Kudüs’ten Ankara’ya

Mustafa Karaalioğlu

Birleşmiş Milletler’deki Kudüs oylamaları süreci özelde İslam dünyasının genelde de bu konuda hassasiyet sahibi bütün ülkelerin moralini düzeltmiş görünüyor. ABD’nin sorumluluk duygusu gelişmemiş başkanının açtığı belalar onarılmasa bile itirazın güçlü bir şekilde seslendirilmesi uluslararası sistem açısından umudun varlık belirtisidir. Kararın geri dönüşünü sağlamasa bile karşıdaki blokun hacmi Filistin için yabana atılmayacak bir destektir. Belki çözüm hala imkansız ama Trump’ın İsrail’e aktardığı orantısız ve haksız destek dengelenmiş oldu.

Böyle süreçlerin riski devamlılık ve dikkat kaybıdır… Evet, BM’de bir başarı elde edildi ama pratikte Filistin halkının dertleri azalmadı. Yine kendi kaderleriyle başbaşa bırakılırsa ne olacağını geçmiş tecrübelerden biliyoruz. Şimdiye kadar hiçbir BM Güvenlik konseyi ve BM Genel Kurulu kararını tanımayan İsrail, aynı yolda yürüyecektir. Hatta, ABD Başkanı’nın kural tanımaz tarzından bilistifade alan genişletmeye devam da edecektir. Yeni yerleşim yerleri ilan ederek işgal altındaki bölgelerde ilerleme planı hızlanacaktır. Böylelikle, Filistinliler yüzyıllardır yaşadıkları şehirlerde her geçen gün biraz daha geriletilecektir. BM’de Kudüs kararına karşı çıkan ve 1967 sınırları kuralına bağlı olan bütün ülkelerin yerleşim yerleri ilerleyişine karşı da bir önleyici model üretmeleri şarttır. Süreçte güçlü inisiyatif alan İİT ve Arap Ligi, Batı başkentleri başta olmak üzere bütün “karşı oy” ülkelerini bu istikamette motive edebilir; etmelidir de…

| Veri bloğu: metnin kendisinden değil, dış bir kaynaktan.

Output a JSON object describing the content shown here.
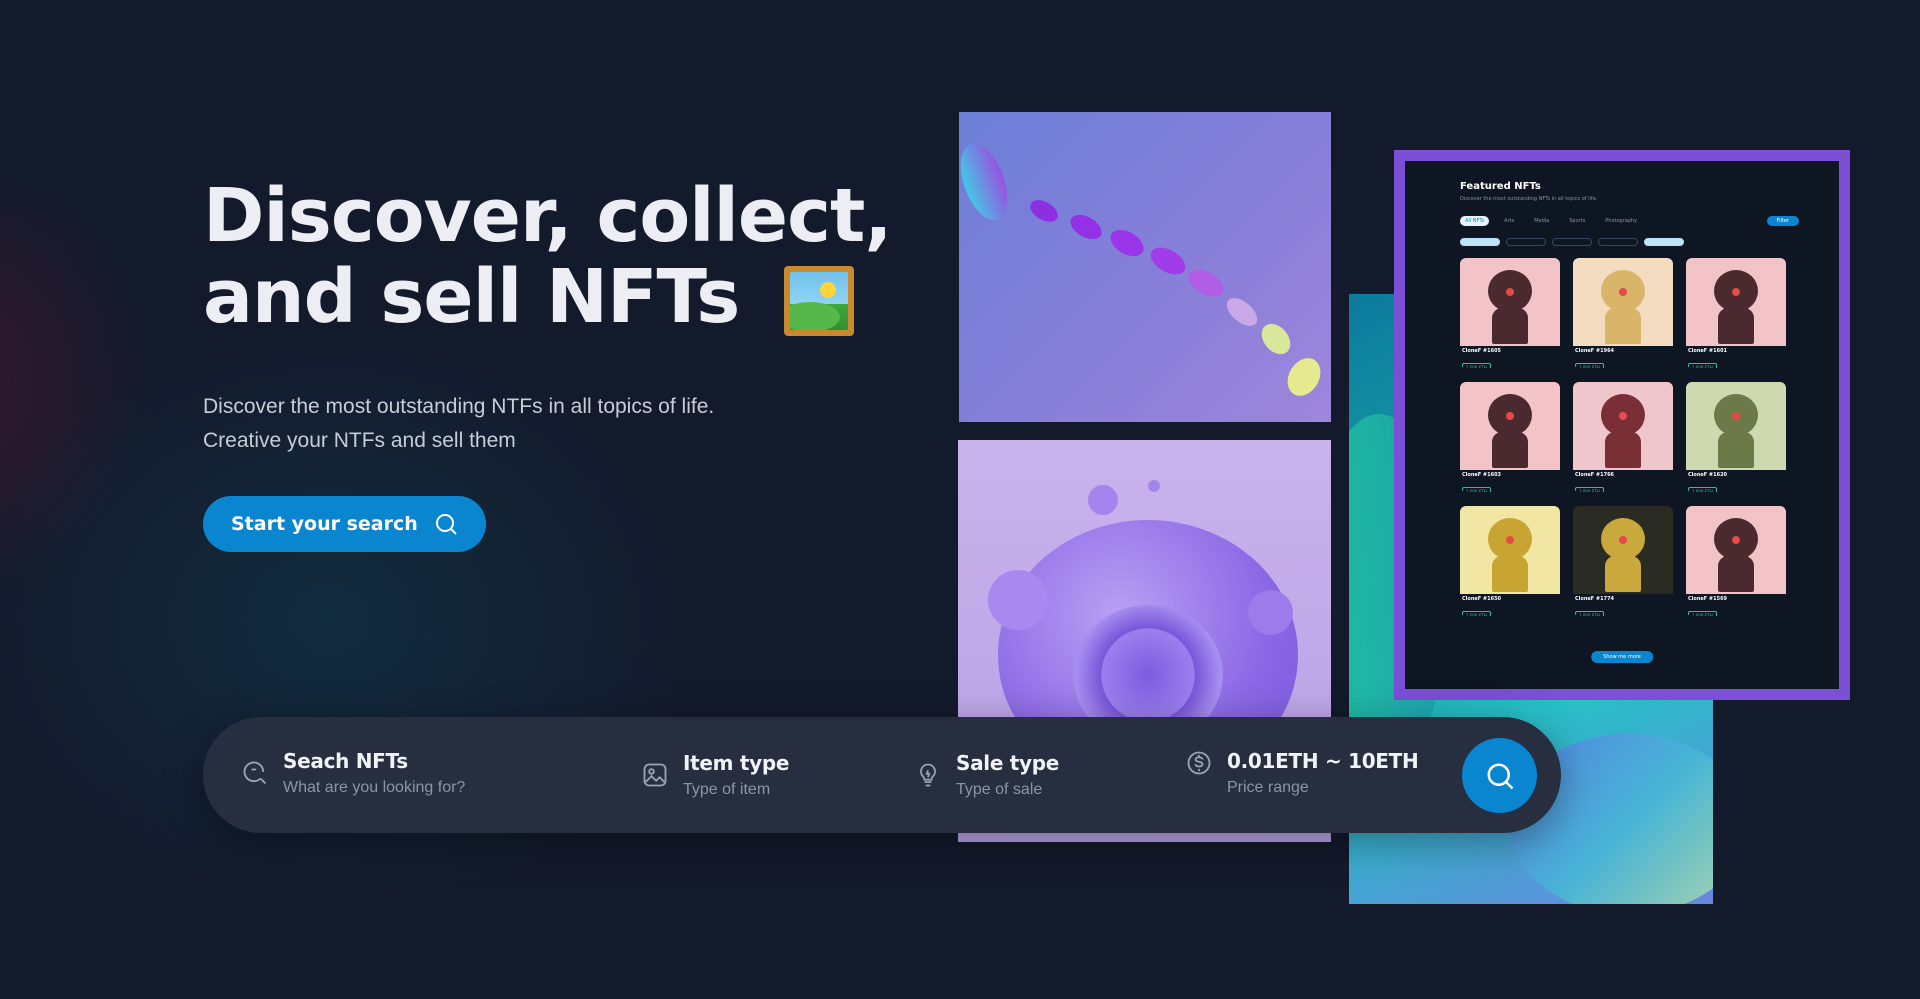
{
  "hero": {
    "title_line1": "Discover, collect,",
    "title_line2": "and sell NFTs",
    "title_emoji": "framed-picture",
    "desc_line1": "Discover the most outstanding NTFs in all topics of life.",
    "desc_line2": "Creative your NTFs and sell them",
    "cta_label": "Start your search"
  },
  "featured": {
    "title": "Featured NFTs",
    "subtitle": "Discover the most outstanding NFTs in all topics of life.",
    "tabs": [
      "All NFTs",
      "Arts",
      "Media",
      "Sports",
      "Photography"
    ],
    "filter_label": "Filter",
    "cards": [
      {
        "name": "CloneF #1605",
        "price": "1.000 ETH",
        "color": "#f2c4c8",
        "head": "#4a2a2e"
      },
      {
        "name": "CloneF #1964",
        "price": "1.000 ETH",
        "color": "#f3dcc0",
        "head": "#d9b56a"
      },
      {
        "name": "CloneF #1601",
        "price": "1.000 ETH",
        "color": "#f2c4c8",
        "head": "#4a2a2e"
      },
      {
        "name": "CloneF #1603",
        "price": "1.000 ETH",
        "color": "#f2c4c8",
        "head": "#4a2a2e"
      },
      {
        "name": "CloneF #1766",
        "price": "1.000 ETH",
        "color": "#f0c6cd",
        "head": "#7a2f36"
      },
      {
        "name": "CloneF #1620",
        "price": "1.000 ETH",
        "color": "#cfd9b0",
        "head": "#6c7a4a"
      },
      {
        "name": "CloneF #1650",
        "price": "1.000 ETH",
        "color": "#f1e6a4",
        "head": "#c8a432"
      },
      {
        "name": "CloneF #1774",
        "price": "1.000 ETH",
        "color": "#2a2b22",
        "head": "#c9a93c"
      },
      {
        "name": "CloneF #1569",
        "price": "1.000 ETH",
        "color": "#f2c4c8",
        "head": "#4a2a2e"
      }
    ],
    "more_label": "Show me more"
  },
  "search": {
    "fields": [
      {
        "label": "Seach NFTs",
        "sub": "What are you looking for?",
        "icon": "search-refresh-icon"
      },
      {
        "label": "Item type",
        "sub": "Type of item",
        "icon": "image-icon"
      },
      {
        "label": "Sale type",
        "sub": "Type of sale",
        "icon": "lightbulb-icon"
      },
      {
        "label": "0.01ETH ~ 10ETH",
        "sub": "Price range",
        "icon": "dollar-coin-icon"
      }
    ],
    "submit_icon": "search-icon"
  },
  "colors": {
    "background": "#131a2b",
    "accent": "#0a86d0",
    "frame": "#7b4fd6",
    "searchbar": "#262e3f"
  }
}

Yoksa, bugüne kadar olduğu gibi yine BM’de bir tasarı kabul edilmiş olur ve yeni bir tasarıyı ortaya çıkaran şartlara seyirci kalınır. İsrail’i durdurmadığı belli olan bu pratiğin kırılması şarttır…

***

Türkiye açısından da bu tablo uzun süredir dünya ile ilişkilerdeki gergilim ve problemli seyrin yatışması anlamını taşıyor. Ankara, hem İslam İşbirliği Teşkilatı dönem başkanlığının hakkını verdi hem de diplomasi dili kullanıldığında kazanımın mümkün olduğunu tecrübe etti. Takdirler de bunu göstermektedir. Doğru siyasi pozisyon, doğru hamle ve en önemlisi de doğru ittifakların başarısı BM sahnesine yansıdı.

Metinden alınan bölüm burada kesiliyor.